Bir gün annemin iki yıl önce doğum günümde aldığı ve herkesin çok beğendiğini duyduğum kitabı okumaya karar verdim.
Kitabın 120. sayfasına geldiğimde el yazısıyla yazılmış bir cep telefonu numarası gördüm. Kitabın diğer sayfalarına da o cep telefonu numarası veya o cep telefonu numarasını yazan kişi hakkında başka bir bilgi var mı diye baktım fakat bulamadım. Kitapta telefon numarası yazan kişiyi aramak istiyordum fakat bunun çok iyi bir fikir olmadığını anladım. Korkmaya başlamıştım çünkü kitap aslında bir cinayet romanıydı ve kitabın 120. sayfasında, yani cep telefonu numarasının yazdığı sayfada iki kişi öldürülüyordu. Kitabımda bir telefon numarası yazdığını aileme söylemedim çünkü söylersem annemin çok korkacağını ve kitabımı alabileceğini biliyordum. En sonunda merakıma karşı çıkamadım ve ailemin yanımda olmadığı ve beni duyamayacakları bir yere geçip kitabımda numarası yazan kişiyi aradım. Telefonu açan kişinin sesi çok kalındı ve konuşan kişinin cinsiyeti anlaşılamıyordu. Telefonda konuşan kişinin ses kalınlığından kadın olamayacağını düşündüm. Kişi benimle beş gün sonra evimizin yakınındaki parkta buluşmak ve benimle konuşmak istediğini söyledi ve ben de kabul ettim. O kişinin beni tanıdığını düşünmeye başlamıştım çünkü evimizin yakınındaki park çok sevdiğim ve sık gittiğim yerlerden biriydi. Beş gün sonra parka gittim ama parkta sadece oyun oynamaya gelmiş küçük çocuklar ve anneleri vardı. Sonra karşıdan annemi gelirken gördüm ve şaşırdım çünkü normalde annemin bu saatte evde olması gerekiyordu.
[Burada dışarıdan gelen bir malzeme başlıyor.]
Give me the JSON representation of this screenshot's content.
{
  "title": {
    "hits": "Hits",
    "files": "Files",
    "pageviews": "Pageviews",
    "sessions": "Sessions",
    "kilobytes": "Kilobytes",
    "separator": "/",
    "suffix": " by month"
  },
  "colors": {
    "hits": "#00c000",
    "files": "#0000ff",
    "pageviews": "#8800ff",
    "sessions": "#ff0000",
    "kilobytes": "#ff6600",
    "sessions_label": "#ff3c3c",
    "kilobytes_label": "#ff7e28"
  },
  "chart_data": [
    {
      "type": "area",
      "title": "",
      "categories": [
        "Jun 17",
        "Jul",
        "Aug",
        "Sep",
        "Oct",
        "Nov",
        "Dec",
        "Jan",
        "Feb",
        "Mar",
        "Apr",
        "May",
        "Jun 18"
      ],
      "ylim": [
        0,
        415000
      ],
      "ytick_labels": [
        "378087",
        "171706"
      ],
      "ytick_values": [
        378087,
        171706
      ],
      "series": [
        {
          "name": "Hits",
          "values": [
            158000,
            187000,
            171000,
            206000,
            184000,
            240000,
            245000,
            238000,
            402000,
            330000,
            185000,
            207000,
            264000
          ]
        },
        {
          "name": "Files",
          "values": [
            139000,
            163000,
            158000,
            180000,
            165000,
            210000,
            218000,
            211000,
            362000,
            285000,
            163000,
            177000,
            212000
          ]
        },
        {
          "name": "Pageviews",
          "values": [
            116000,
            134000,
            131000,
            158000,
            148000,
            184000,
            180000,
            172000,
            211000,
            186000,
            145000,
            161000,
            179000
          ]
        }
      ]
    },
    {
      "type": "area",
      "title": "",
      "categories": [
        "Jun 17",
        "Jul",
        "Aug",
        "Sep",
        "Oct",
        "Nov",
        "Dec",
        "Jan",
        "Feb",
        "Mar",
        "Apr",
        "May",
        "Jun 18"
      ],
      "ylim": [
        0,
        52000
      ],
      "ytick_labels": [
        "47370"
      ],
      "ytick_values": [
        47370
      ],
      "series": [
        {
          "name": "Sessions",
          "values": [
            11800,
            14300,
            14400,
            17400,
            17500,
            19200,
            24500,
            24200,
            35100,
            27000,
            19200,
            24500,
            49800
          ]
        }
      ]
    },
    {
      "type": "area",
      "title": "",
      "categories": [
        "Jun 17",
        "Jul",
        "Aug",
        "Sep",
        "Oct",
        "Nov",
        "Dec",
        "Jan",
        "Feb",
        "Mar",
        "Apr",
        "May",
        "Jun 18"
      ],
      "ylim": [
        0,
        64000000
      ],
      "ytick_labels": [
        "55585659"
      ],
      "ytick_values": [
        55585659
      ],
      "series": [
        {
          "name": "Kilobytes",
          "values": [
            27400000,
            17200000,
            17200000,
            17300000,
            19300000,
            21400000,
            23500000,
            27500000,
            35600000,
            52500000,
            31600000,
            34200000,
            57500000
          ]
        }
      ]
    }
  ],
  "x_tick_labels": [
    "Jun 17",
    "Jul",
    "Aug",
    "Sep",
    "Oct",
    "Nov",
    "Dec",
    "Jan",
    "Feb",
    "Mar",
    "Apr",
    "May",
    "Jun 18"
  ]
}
Annem yanıma gelip o cep telefonu numarasını yazan kişinin kendisi olduğunu ve aslında telefon numarasını beni test etmek için, bana ne kadar güvenebileceğini ve kitapta bir telefon numarası yazdığını söyleyip söylemeyeceğimi test etmek için yazdığını söyledi. Ayrıca ne kadar üzüldüğü ve kırıldığı sesinden belli oluyordu ve ben de bir daha böyle bir şey olursa mutlaka söyleyeceğime söz verdim ve böylece barışmış olduk.